Better errors. When they do something that makes no sense - such as including a group by clause - strong pointed reminder.

Since we're trying to reduce token costs, iteration cycles kill as they contain the full context. [Yes, API providers might cache this, but still]. Ensuring that errors are returned together as a unit so multiple rounds aren't required to discover them is very useful. Broadly, we want all syntax errors to return together; then all semantic errors; then all execution errors. (hopefully the latter doesn't happen!).

Better Language

Add missing features. When an agent wants something that should exist, give it to the agent.

Relax constraints. When an agent reaches for not what you want but a reasonable alternative syntax, we can consider extending grammar to handle it. We're pretty torn on this one; but "friendly SQL" is winning out so as long as the language flexibility doesn't compromise precision.

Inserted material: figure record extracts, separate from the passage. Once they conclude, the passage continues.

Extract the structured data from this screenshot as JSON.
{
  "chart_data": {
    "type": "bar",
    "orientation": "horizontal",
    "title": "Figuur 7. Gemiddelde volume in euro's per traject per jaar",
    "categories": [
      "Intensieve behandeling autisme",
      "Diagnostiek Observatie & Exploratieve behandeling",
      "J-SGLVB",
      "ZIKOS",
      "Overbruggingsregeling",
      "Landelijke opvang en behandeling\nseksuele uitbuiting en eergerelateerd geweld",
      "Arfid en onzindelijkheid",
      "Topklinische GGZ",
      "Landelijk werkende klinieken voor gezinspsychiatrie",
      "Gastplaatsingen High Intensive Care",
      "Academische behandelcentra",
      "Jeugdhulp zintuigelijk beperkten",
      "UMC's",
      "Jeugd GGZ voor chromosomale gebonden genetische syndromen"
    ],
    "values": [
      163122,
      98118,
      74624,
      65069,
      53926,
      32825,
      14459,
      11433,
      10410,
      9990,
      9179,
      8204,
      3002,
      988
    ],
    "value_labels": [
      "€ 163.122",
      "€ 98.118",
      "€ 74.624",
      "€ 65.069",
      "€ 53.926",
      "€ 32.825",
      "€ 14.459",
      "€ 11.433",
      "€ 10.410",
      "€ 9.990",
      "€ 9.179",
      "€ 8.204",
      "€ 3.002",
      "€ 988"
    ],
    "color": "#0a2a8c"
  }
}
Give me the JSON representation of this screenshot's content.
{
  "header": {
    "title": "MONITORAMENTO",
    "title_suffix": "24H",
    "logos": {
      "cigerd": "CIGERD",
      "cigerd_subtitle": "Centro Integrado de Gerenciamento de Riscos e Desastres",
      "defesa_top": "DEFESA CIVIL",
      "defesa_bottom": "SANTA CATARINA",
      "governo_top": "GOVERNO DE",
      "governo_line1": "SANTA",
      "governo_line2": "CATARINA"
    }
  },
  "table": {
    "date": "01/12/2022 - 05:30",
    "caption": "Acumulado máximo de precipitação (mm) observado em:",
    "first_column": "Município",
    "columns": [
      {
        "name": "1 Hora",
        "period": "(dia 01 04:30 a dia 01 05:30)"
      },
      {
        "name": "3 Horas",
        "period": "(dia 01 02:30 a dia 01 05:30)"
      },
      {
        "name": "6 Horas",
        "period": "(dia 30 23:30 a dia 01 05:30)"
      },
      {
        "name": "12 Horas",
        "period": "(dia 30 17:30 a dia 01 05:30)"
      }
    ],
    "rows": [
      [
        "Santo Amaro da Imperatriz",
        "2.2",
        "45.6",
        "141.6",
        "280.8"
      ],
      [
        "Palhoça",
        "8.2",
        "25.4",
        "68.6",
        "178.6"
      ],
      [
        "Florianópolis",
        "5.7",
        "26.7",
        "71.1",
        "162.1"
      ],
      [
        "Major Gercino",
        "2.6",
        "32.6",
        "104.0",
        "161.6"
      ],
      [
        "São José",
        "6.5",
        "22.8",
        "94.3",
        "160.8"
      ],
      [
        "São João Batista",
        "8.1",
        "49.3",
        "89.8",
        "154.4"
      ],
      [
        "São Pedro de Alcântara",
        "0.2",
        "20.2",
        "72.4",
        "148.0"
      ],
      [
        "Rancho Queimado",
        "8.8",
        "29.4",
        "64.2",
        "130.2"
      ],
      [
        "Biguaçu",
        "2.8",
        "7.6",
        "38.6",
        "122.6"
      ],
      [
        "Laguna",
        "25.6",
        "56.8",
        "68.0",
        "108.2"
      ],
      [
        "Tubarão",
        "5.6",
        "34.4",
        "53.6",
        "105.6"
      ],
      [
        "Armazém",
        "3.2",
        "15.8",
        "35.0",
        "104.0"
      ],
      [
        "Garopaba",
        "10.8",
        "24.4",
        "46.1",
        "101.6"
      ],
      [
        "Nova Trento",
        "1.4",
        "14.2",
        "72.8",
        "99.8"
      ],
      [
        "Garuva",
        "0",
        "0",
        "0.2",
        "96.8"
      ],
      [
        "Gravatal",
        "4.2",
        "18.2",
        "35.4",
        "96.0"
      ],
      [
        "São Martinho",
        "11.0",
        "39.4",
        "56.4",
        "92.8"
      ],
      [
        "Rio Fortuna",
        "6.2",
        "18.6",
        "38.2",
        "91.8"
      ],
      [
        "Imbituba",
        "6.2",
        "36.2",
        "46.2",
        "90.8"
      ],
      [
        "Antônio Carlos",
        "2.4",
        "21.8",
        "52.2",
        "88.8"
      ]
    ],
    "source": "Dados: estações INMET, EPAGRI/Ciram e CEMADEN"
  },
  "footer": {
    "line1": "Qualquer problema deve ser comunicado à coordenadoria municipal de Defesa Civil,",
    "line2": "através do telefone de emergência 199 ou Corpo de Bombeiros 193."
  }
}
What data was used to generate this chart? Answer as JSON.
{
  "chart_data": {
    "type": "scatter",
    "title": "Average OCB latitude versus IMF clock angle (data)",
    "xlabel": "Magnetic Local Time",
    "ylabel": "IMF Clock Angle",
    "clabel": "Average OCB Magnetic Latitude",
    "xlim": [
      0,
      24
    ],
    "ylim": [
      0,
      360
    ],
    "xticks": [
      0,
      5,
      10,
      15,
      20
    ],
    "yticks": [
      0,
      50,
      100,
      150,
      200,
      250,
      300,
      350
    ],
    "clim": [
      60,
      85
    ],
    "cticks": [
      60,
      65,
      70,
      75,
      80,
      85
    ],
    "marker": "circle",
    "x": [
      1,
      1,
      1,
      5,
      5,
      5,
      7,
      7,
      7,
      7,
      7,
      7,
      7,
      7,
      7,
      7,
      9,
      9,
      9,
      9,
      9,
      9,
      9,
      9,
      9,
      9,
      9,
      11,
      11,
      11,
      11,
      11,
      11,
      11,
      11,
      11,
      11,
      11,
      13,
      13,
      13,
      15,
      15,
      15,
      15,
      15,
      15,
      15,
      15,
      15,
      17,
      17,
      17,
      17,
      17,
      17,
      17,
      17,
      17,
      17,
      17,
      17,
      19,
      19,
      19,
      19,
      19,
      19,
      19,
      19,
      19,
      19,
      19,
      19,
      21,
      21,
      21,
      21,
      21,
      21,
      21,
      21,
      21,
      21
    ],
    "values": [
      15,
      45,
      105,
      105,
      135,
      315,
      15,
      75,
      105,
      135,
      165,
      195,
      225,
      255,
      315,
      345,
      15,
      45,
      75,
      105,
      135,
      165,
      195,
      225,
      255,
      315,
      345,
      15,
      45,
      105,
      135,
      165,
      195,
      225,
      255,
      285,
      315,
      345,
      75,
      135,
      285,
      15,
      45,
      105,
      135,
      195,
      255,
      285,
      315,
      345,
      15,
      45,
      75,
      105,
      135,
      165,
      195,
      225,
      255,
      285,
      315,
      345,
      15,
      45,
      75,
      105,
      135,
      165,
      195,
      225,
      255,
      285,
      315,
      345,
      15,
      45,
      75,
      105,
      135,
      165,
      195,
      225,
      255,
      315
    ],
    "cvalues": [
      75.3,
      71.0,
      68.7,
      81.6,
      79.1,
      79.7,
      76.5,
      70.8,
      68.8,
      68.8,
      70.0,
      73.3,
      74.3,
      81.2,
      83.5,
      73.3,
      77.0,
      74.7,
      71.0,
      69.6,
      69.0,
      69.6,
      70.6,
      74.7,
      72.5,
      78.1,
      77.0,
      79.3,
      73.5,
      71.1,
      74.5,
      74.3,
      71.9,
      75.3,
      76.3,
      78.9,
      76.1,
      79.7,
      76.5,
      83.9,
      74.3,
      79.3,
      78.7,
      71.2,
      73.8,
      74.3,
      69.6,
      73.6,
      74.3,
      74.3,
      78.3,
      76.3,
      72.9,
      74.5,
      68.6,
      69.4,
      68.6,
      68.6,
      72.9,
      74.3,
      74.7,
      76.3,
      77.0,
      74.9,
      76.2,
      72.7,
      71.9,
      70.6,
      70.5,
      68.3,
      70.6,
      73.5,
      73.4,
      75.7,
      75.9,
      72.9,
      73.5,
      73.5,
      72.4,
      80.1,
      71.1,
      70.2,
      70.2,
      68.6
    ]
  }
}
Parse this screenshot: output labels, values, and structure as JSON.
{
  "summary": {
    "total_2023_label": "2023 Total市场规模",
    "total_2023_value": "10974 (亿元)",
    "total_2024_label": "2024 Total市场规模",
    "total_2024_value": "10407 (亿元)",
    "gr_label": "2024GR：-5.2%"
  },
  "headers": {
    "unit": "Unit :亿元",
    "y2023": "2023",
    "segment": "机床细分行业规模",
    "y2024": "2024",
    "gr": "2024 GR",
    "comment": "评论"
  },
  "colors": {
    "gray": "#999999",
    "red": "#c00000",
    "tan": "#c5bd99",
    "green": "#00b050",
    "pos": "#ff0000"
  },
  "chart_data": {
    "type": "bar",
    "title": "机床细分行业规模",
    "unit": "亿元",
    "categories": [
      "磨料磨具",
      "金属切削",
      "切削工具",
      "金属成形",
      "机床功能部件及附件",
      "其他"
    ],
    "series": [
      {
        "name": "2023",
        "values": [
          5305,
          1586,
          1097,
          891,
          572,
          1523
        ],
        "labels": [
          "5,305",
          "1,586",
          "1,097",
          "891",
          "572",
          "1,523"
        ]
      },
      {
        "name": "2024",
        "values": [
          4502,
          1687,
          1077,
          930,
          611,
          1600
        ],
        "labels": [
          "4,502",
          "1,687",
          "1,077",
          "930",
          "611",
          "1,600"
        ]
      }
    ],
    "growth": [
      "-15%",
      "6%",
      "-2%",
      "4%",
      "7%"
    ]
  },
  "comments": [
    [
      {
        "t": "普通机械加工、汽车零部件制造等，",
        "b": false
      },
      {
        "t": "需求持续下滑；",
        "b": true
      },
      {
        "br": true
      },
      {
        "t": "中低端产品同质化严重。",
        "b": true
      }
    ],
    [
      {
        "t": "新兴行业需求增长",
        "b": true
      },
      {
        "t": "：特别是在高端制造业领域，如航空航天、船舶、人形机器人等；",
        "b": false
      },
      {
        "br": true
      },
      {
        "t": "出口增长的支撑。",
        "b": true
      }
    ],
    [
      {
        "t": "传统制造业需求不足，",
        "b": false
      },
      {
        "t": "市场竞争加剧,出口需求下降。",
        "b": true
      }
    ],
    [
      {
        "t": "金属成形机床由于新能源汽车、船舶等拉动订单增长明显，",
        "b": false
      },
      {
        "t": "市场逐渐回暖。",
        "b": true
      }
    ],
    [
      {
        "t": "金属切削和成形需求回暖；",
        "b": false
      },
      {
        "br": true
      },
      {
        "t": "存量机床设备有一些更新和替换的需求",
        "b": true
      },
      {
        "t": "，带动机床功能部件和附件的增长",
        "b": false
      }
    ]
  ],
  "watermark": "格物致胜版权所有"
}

A fun specific one there was namespace referencing for CTEs. Trilogy supports nested access - order.customer.first_name and namespacing a CTE, producing cte.order.customer.first_name. For non transformed columns, agents would default to cte.first_name instead of the full path. When told to do the full path, they'd say "that's too much work" and try a different path. So we allowed resolution of cte.first_name when it was unambigious.

This turned out to be a lot nicer to write, so thanks, agents.

End Results

We kept digging the whole deeper. It's fairly impressive how many edge cases agents can run into over a 99-query test suite. We've done hundres of rounds of optimizations:

Examples of complex syntax.
Error messages that suggested the next step, so the walls sloped inward. A pressure-tested API and a patched-up semantic model, so the context the agent stood on was solid. And evals read with an eye for which failures were Trilogy's fault and which were TPC-DS being TPC-DS.

The result: 25% to 80%, with lower token usage - now comfortably ahead of raw SQL instead of behind it. No single heroic fix; just measure, find the lever, pull it, measure again.

We're not at the mid-to-high nineties we ultimately want yet. But the pit is deeper and easier to find than it was, and every eval tells us exactly where to dig next.